To treat its occupant with such visible disdain is to show disrespect for the democratic process itself. Because if Brown lacks an electoral mandate, so too do Andrew Marr, Rupert Murdoch and the invigilators of the BBC and Sky.
The media likes to think of itself as a fearless scourge of the powerful. But this week we have seen the evidence that it is, in fact, a powerful elite – unelected, barely accountable and with all the arrogance of those it likes to criticise. There’s something to this, for sure. But there’s nothing new under, the, er Sun. Freedland’s complaints would be more persuasive if Labour hadn’t enjoyed – and egged on – the media’s hostility to John Major’s ministry a dozen years ago. Then as now the governing party felt itself under siege, traduced by a press pack that had lost any respect for the government and was impatiently awaiting an election that would clear the air and send the incumbents packing.

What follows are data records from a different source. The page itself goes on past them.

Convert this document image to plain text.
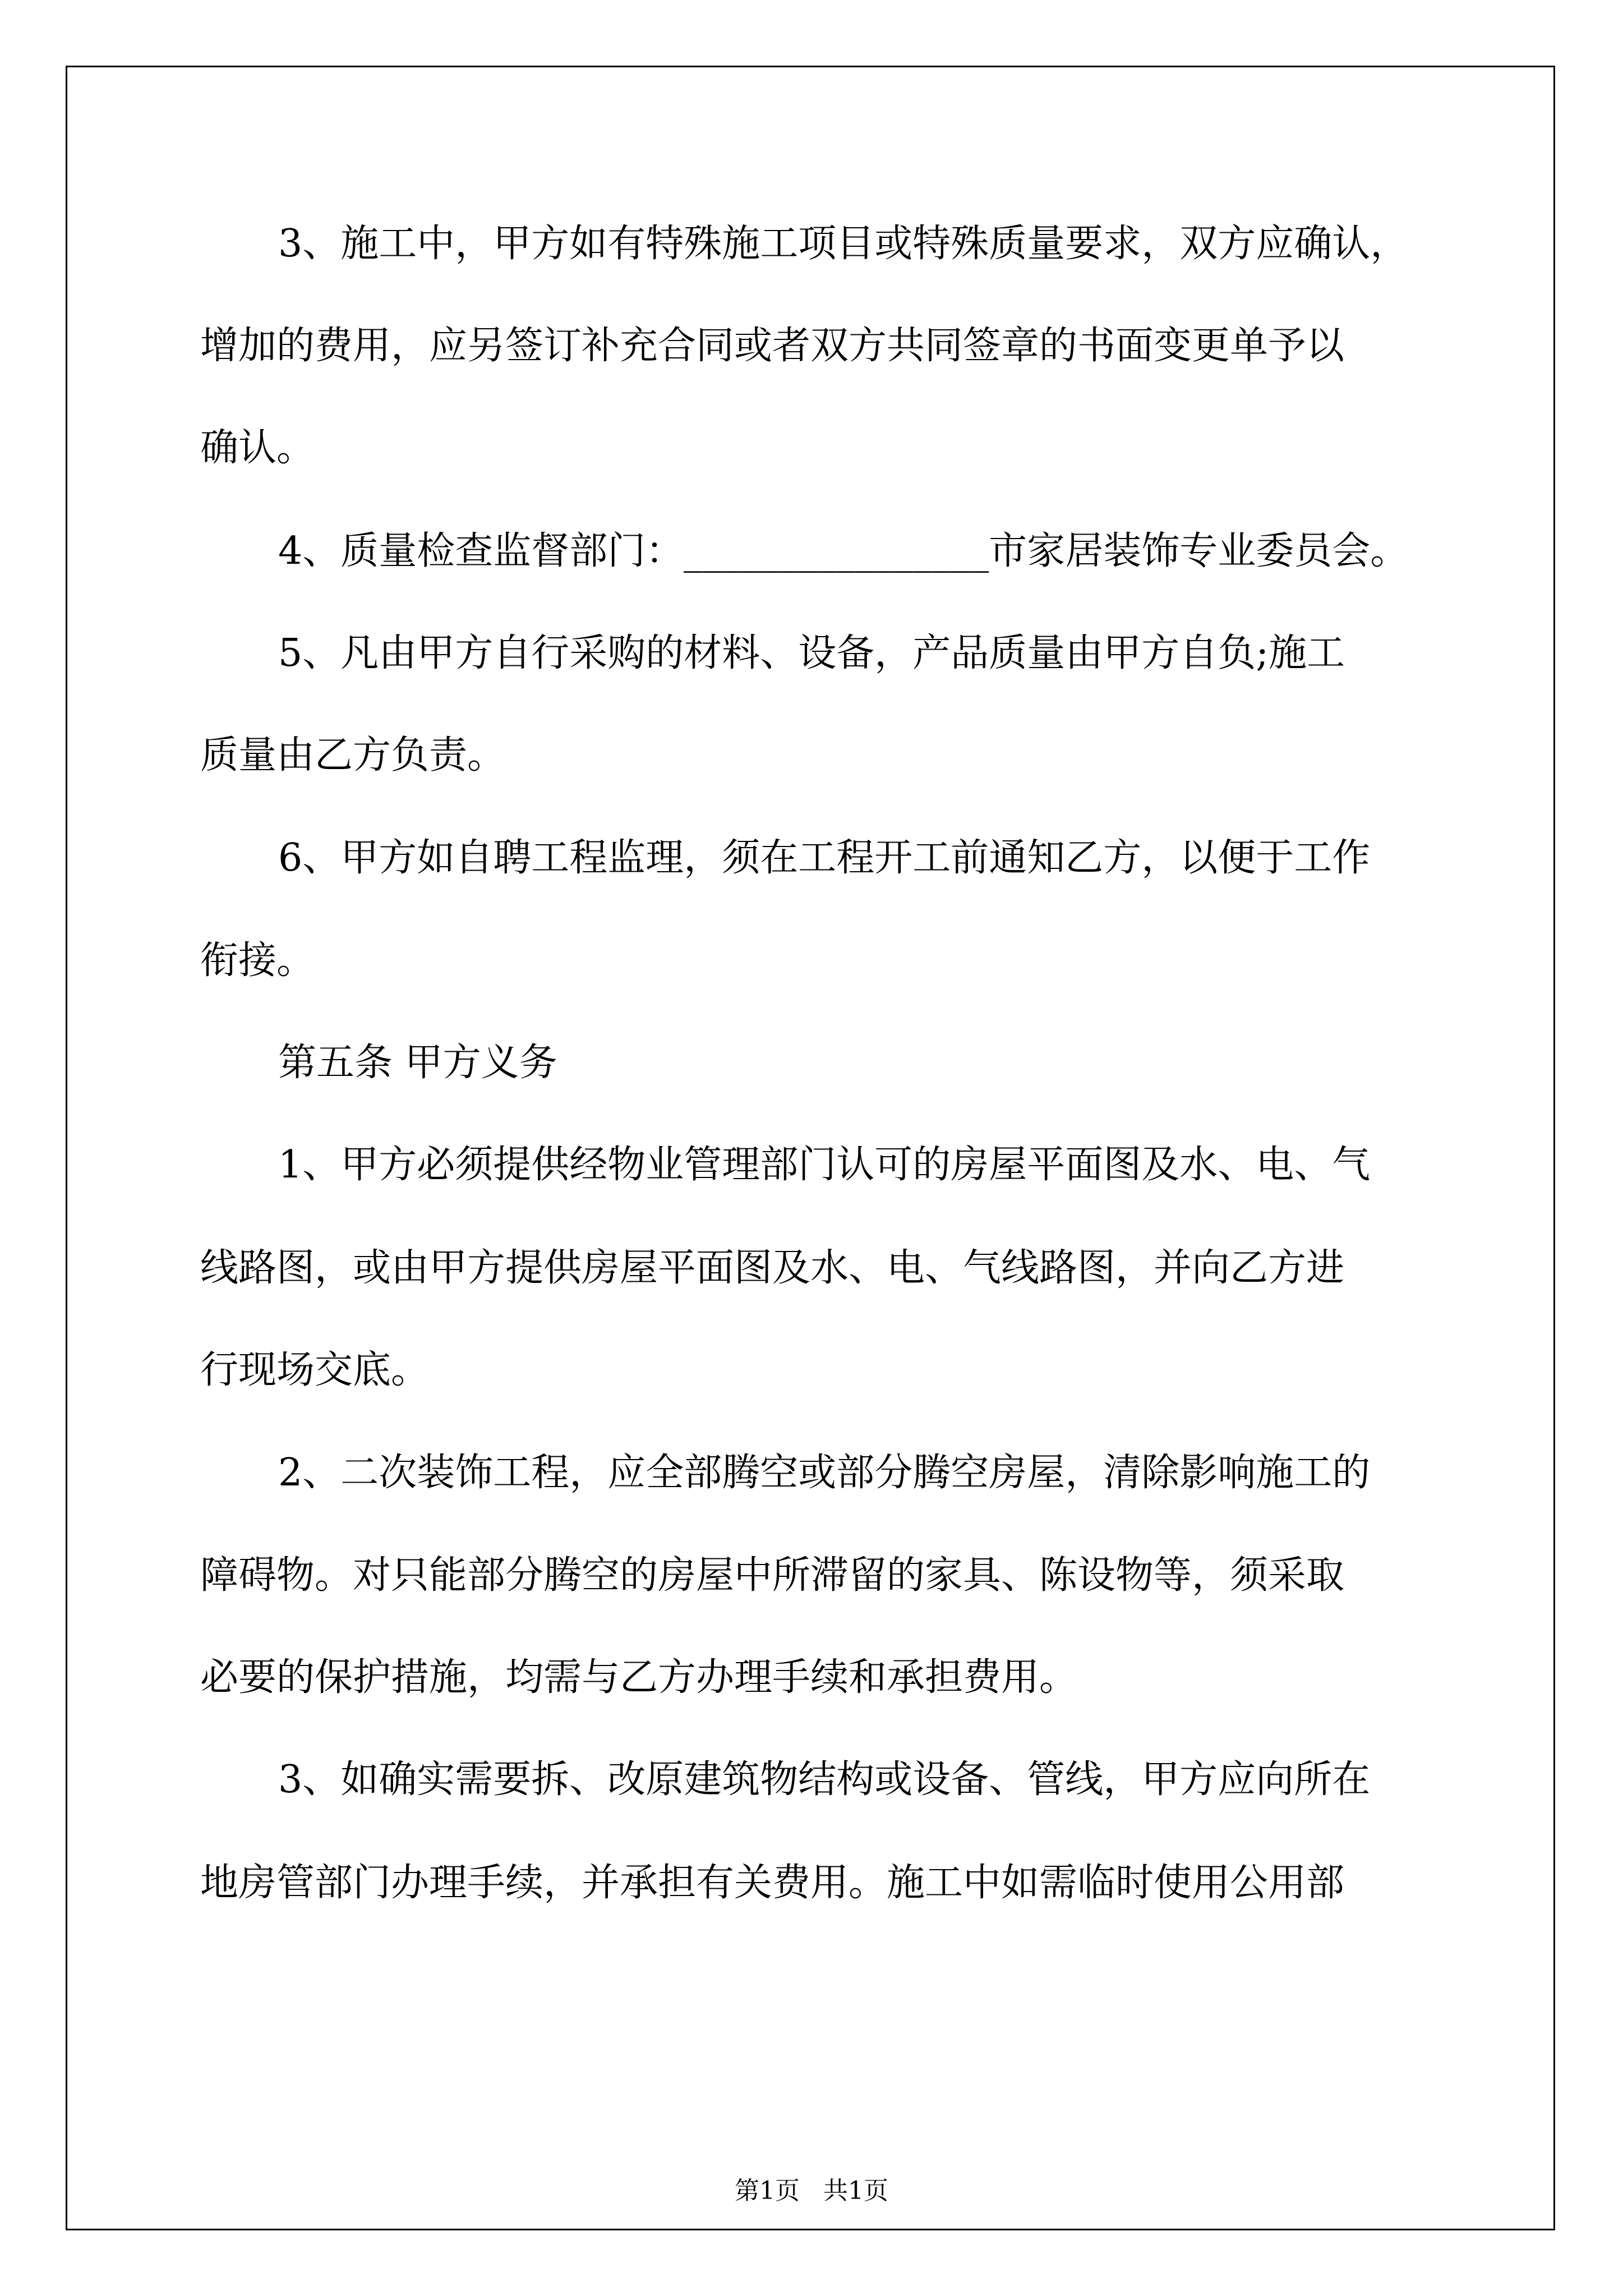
3、施工中，甲方如有特殊施工项目或特殊质量要求，双方应确认，
增加的费用，应另签订补充合同或者双方共同签章的书面变更单予以
确认。
4、质量检查监督部门：________________市家居装饰专业委员会。
5、凡由甲方自行采购的材料、设备，产品质量由甲方自负;施工
质量由乙方负责。
6、甲方如自聘工程监理，须在工程开工前通知乙方，以便于工作
衔接。
第五条 甲方义务
1、甲方必须提供经物业管理部门认可的房屋平面图及水、电、气
线路图，或由甲方提供房屋平面图及水、电、气线路图，并向乙方进
行现场交底。
2、二次装饰工程，应全部腾空或部分腾空房屋，清除影响施工的
障碍物。对只能部分腾空的房屋中所滞留的家具、陈设物等，须采取
必要的保护措施，均需与乙方办理手续和承担费用。
3、如确实需要拆、改原建筑物结构或设备、管线，甲方应向所在
地房管部门办理手续，并承担有关费用。施工中如需临时使用公用部
第1页   共1页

It is far from obvious that Labour is getting a worse press than Major did and those Tory MPs whose careers were ruined by trivial sex “scandals” might think that Labour, actually, is getting off pretty lightly.
But, yes, the press is both bored by Gordon Brown as a person and as a politician. It’s no longer prepared to give him the benefit of the doubt. That’s what happens when a party exhausts itself in power.

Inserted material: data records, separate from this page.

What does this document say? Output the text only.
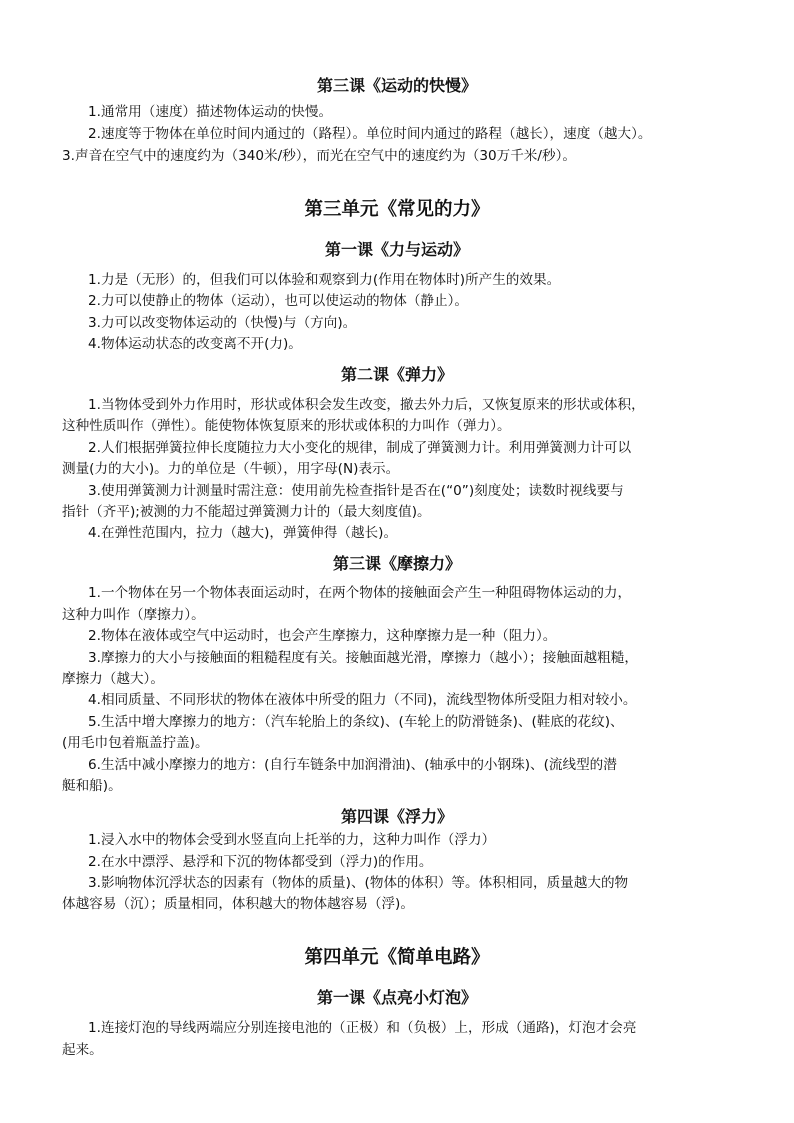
第三课《运动的快慢》
1.通常用（速度）描述物体运动的快慢。
2.速度等于物体在单位时间内通过的（路程）。单位时间内通过的路程（越长），速度（越大）。
3.声音在空气中的速度约为（340米/秒），而光在空气中的速度约为（30万千米/秒）。
第三单元《常见的力》
第一课《力与运动》
1.力是（无形）的，但我们可以体验和观察到力(作用在物体时)所产生的效果。
2.力可以使静止的物体（运动），也可以使运动的物体（静止）。
3.力可以改变物体运动的（快慢)与（方向)。
4.物体运动状态的改变离不开(力)。
第二课《弹力》
1.当物体受到外力作用时，形状或体积会发生改变，撤去外力后，又恢复原来的形状或体积，
这种性质叫作（弹性）。能使物体恢复原来的形状或体积的力叫作（弹力）。
2.人们根据弹簧拉伸长度随拉力大小变化的规律，制成了弹簧测力计。利用弹簧测力计可以
测量(力的大小)。力的单位是（牛顿），用字母(N)表示。
3.使用弹簧测力计测量时需注意：使用前先检查指针是否在(“0”)刻度处；读数时视线要与
指针（齐平);被测的力不能超过弹簧测力计的（最大刻度值)。
4.在弹性范围内，拉力（越大)，弹簧伸得（越长)。
第三课《摩擦力》
1.一个物体在另一个物体表面运动时，在两个物体的接触面会产生一种阻碍物体运动的力，
这种力叫作（摩擦力）。
2.物体在液体或空气中运动时，也会产生摩擦力，这种摩擦力是一种（阻力）。
3.摩擦力的大小与接触面的粗糙程度有关。接触面越光滑，摩擦力（越小）；接触面越粗糙，
摩擦力（越大）。
4.相同质量、不同形状的物体在液体中所受的阻力（不同)，流线型物体所受阻力相对较小。
5.生活中增大摩擦力的地方：（汽车轮胎上的条纹)、(车轮上的防滑链条)、(鞋底的花纹)、
(用毛巾包着瓶盖拧盖)。
6.生活中减小摩擦力的地方：(自行车链条中加润滑油)、(轴承中的小钢珠)、(流线型的潜
艇和船)。
第四课《浮力》
1.浸入水中的物体会受到水竖直向上托举的力，这种力叫作（浮力）
2.在水中漂浮、悬浮和下沉的物体都受到（浮力)的作用。
3.影响物体沉浮状态的因素有（物体的质量)、(物体的体积）等。体积相同，质量越大的物
体越容易（沉）；质量相同，体积越大的物体越容易（浮)。
第四单元《简单电路》
第一课《点亮小灯泡》
1.连接灯泡的导线两端应分别连接电池的（正极）和（负极）上，形成（通路)，灯泡才会亮
起来。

There are, lord knows, 101 things wrong with the British press and some of those faults are serious. But it cannot be accused of failing to appreciate the public mood. That mood is indeed irritated, cynical and, yes, perhaps bullying too. When it was strong Labour prided itself upon its ability to manage and manipulate the press; now that it is weak it’s no great surprise that the press is taking its revenge. Freedland’s headlines writer complains “Enough of these media hyenas” but expecting a hyena to be a wildebeest is about as pointless an exercise as you could imagine. Hyenas are as hyenas are.
The press, of course, is always getting in the way. But, awkward, bloody-minded, shrill, arrogant, excitable, hypocritical and absurd as it may often be, on balance there’s more to be said for the British way of doing these things than for, to take but one example, the French.
I’m only surprised that Freedland didn’t think to include an attack on the internet in his piece. It’s fast becoming traditional to decry the supposed lack of civility in online discourse too and to suggest that this also threatens the sanctity of democratic discourse. Aye, well, maybe.
More probable, it seems to me, is that we may be experiencing a reversion to the argy-bargy and furious disputation of the nineteenth century. Then, as now, there was rudeness aplenty in an age of pamphleteers. In that respect, perhaps it’s the gentility of the mid to late 20th century that’s the exception, not the rule.